Thursday, August 13, 2009

Epiphany in a Glass


The thing that makes wine grapes so very intriguing is the fact that the wines they become can smell and taste like so many different things in the world - flours and fruit, vegetables and minerals, spices, fur, tar, cedar - the list goes on! No other fruit can claim this talent. In my wine drinking adolescence, I remember how often I’d hear people talk about “buttery” Chardonnay. I had no idea whatsoever what they were talking about. It was a time when I started to question the validity of all these colorful descriptors, started thinking that the aromas and flavors they were talking about were implied - I mean come on, you can’t really smell butter in a glass of wine?! Or for that matter berries, smoke, citrus fruit, tea leaves... stop the nonsense!
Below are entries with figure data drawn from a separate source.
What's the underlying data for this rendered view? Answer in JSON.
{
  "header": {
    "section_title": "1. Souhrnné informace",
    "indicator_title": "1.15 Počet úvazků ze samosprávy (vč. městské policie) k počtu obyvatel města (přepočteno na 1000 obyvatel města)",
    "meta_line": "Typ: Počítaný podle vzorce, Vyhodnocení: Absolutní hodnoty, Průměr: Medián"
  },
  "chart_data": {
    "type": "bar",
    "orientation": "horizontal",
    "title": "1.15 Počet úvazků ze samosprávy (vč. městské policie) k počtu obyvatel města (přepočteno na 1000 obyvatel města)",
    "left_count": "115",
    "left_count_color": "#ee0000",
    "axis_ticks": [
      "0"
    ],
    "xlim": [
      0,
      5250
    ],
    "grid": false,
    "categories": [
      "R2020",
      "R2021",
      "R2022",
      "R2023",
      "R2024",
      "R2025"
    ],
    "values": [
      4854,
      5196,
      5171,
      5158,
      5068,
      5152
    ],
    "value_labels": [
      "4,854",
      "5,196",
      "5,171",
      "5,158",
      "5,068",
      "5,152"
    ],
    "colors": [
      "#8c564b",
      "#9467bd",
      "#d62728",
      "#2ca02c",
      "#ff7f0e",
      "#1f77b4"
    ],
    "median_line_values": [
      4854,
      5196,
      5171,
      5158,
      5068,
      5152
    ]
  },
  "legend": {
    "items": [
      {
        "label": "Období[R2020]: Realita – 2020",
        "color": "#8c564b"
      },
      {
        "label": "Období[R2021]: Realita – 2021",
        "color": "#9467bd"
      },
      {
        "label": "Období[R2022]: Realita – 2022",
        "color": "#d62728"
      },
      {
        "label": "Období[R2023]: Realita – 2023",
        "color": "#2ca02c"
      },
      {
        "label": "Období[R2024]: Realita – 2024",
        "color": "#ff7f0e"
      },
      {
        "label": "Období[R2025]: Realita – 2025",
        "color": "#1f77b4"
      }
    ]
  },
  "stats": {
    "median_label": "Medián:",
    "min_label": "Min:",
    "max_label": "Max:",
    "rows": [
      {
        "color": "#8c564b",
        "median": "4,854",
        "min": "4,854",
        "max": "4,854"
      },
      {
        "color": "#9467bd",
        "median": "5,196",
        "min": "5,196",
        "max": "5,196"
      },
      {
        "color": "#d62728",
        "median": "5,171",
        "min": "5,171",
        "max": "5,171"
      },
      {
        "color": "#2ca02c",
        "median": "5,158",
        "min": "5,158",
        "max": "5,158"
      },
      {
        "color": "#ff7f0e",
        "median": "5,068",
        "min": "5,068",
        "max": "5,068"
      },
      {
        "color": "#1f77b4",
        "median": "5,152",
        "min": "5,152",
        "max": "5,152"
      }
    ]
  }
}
And then the day arrived when I was sitting in a wine tasting with a glass of California Chardonnay in front of me, thinking to myself “what the heck am I going to write for a tasting note?” I picked the glass up by its stem, pointed my nose downward over the rim and inhaled - “I SMELL THE BUTTER!!” Yes, everyone turned and looked at me, but they all understood my elation - as a wine aficionado, I had arrived.
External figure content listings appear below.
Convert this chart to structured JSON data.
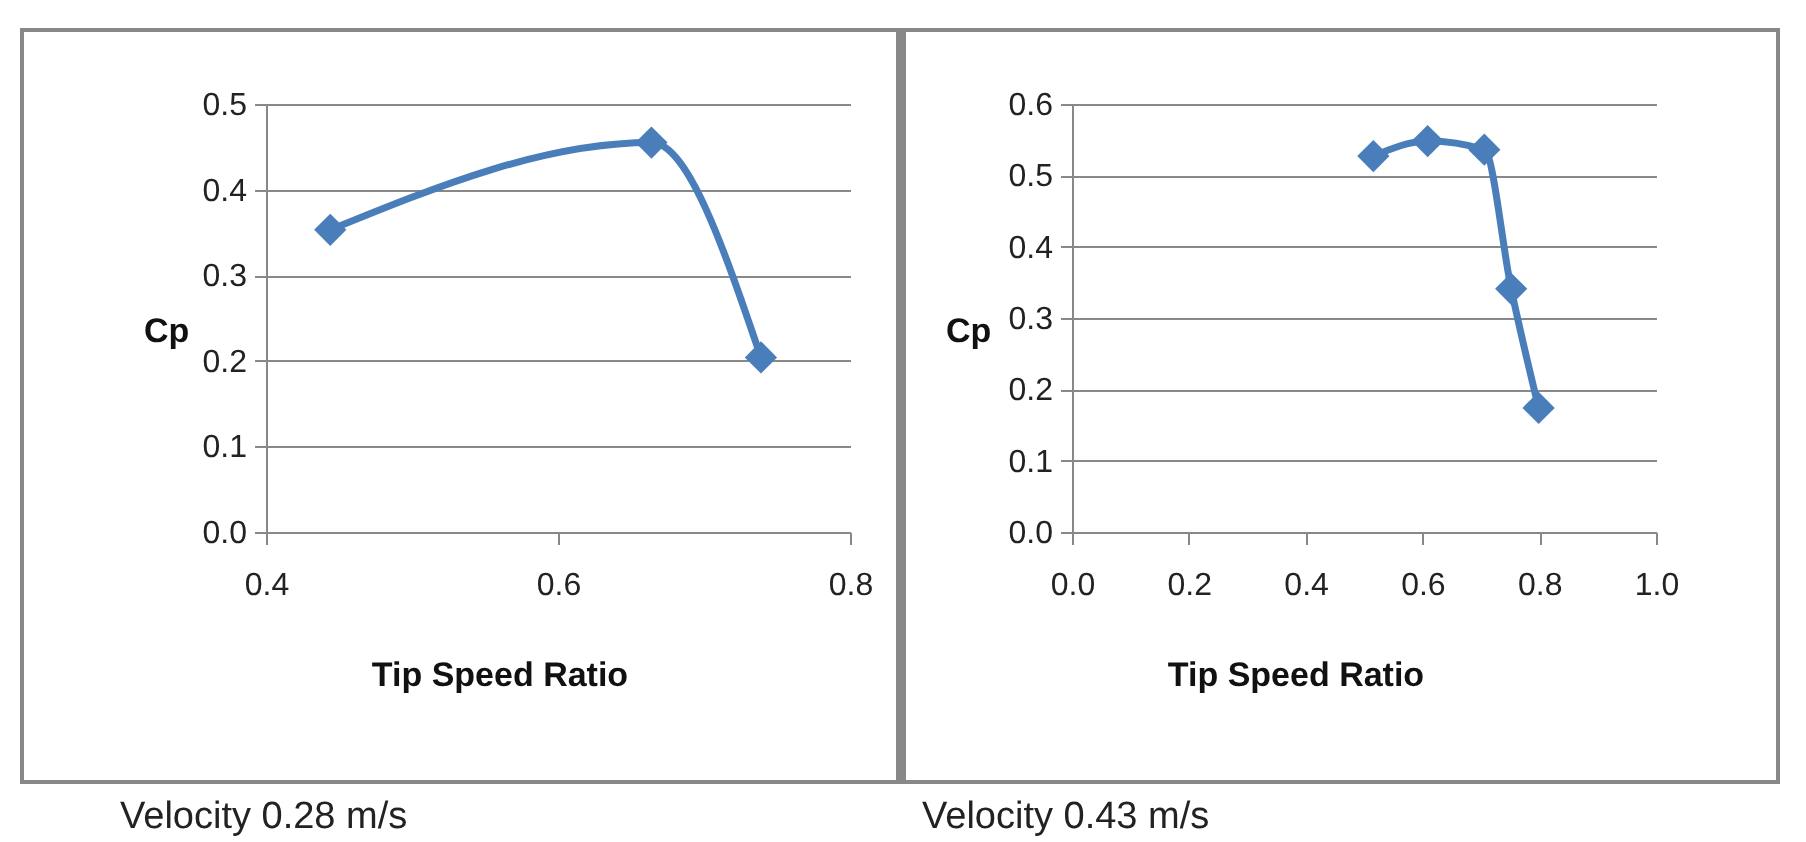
{
  "chart_data": [
    {
      "type": "line",
      "xlabel": "Tip Speed Ratio",
      "ylabel": "Cp",
      "x": [
        0.444,
        0.664,
        0.739
      ],
      "series": [
        {
          "color": "#4a7ebb",
          "values": [
            0.353,
            0.455,
            0.204
          ]
        }
      ],
      "xlim": [
        0.4,
        0.8
      ],
      "xticks": [
        {
          "value": 0.4,
          "label": "0.4"
        },
        {
          "value": 0.6,
          "label": "0.6"
        },
        {
          "value": 0.8,
          "label": "0.8"
        }
      ],
      "ylim": [
        0,
        0.5
      ],
      "yticks": [
        {
          "value": 0,
          "label": "0.0"
        },
        {
          "value": 0.1,
          "label": "0.1"
        },
        {
          "value": 0.2,
          "label": "0.2"
        },
        {
          "value": 0.3,
          "label": "0.3"
        },
        {
          "value": 0.4,
          "label": "0.4"
        },
        {
          "value": 0.5,
          "label": "0.5"
        }
      ],
      "grid": "y",
      "marker": "diamond",
      "line_style": "solid",
      "annotations": [
        "Velocity 0.28 m/s"
      ]
    },
    {
      "type": "line",
      "xlabel": "Tip Speed Ratio",
      "ylabel": "Cp",
      "x": [
        0.516,
        0.609,
        0.706,
        0.752,
        0.799
      ],
      "series": [
        {
          "color": "#4a7ebb",
          "values": [
            0.527,
            0.548,
            0.536,
            0.341,
            0.174
          ]
        }
      ],
      "xlim": [
        0,
        1
      ],
      "xticks": [
        {
          "value": 0,
          "label": "0.0"
        },
        {
          "value": 0.2,
          "label": "0.2"
        },
        {
          "value": 0.4,
          "label": "0.4"
        },
        {
          "value": 0.6,
          "label": "0.6"
        },
        {
          "value": 0.8,
          "label": "0.8"
        },
        {
          "value": 1,
          "label": "1.0"
        }
      ],
      "ylim": [
        0,
        0.6
      ],
      "yticks": [
        {
          "value": 0,
          "label": "0.0"
        },
        {
          "value": 0.1,
          "label": "0.1"
        },
        {
          "value": 0.2,
          "label": "0.2"
        },
        {
          "value": 0.3,
          "label": "0.3"
        },
        {
          "value": 0.4,
          "label": "0.4"
        },
        {
          "value": 0.5,
          "label": "0.5"
        },
        {
          "value": 0.6,
          "label": "0.6"
        }
      ],
      "grid": "y",
      "marker": "diamond",
      "line_style": "solid",
      "annotations": [
        "Velocity 0.43 m/s"
      ]
    }
  ]
}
As my wine education progressed, I learned more about the naturally occurring chemical compounds that create these smells, such as pyrazines that make Sauvignon Blanc smell like green bell pepper (I remember that epiphany well in a glass of Sancerre - it is those same pyrazines that make green bell peppers taste like green bell peppers!), and the lactic acid that makes Chardonnay taste like butter (the same lactic acid that makes butter taste like butter - see the pattern forming?) Not that I had to learn all of these chemicals by name - not that anyone has to learn them. Happily, my epiphanies continue even today, as I discover new things through my many wine tasting (read: drinking) experiences.


Its fun as well to revisit the things that I have discovered in the past, like last night, enjoying a glass of J. Bookwalter’s Subplot No. 22. from Columbia Valley, WA (NV) at Sweet and Lowdown in the Lower East Side and I suddenly felt something hard click against my tooth. I was tickled to find wine diamonds, those tartrate crystals that sometimes form when wine is changing temperature, clinging to one side of my empty glass. They are not common anymore, as most wineries will cold stabilize the wines before releasing (the wines are chilled down to make the tartrates form, and then filtered out and bottled), but they are a naturally occurring phenomenon in wine, and I remember the first time I spotted them myself while tasting a Pinot Gris in one of my WSET lessons. A few years later, I was working in a retail wine shop in SoHo when a woman came in looking very displeased, complaining that there was glass in her wine. The feeling of the little crystal on my tongue took me back to that memory, and although she would not believe me when I tried to explain, I felt good at least that I could offer an explanation. What can I say? I guess one woman’s epiphany is another woman’s fright.



I’m looking forward to my next epiphany, though its becoming harder, as I have discovered so much already. Time to really get my feet stained!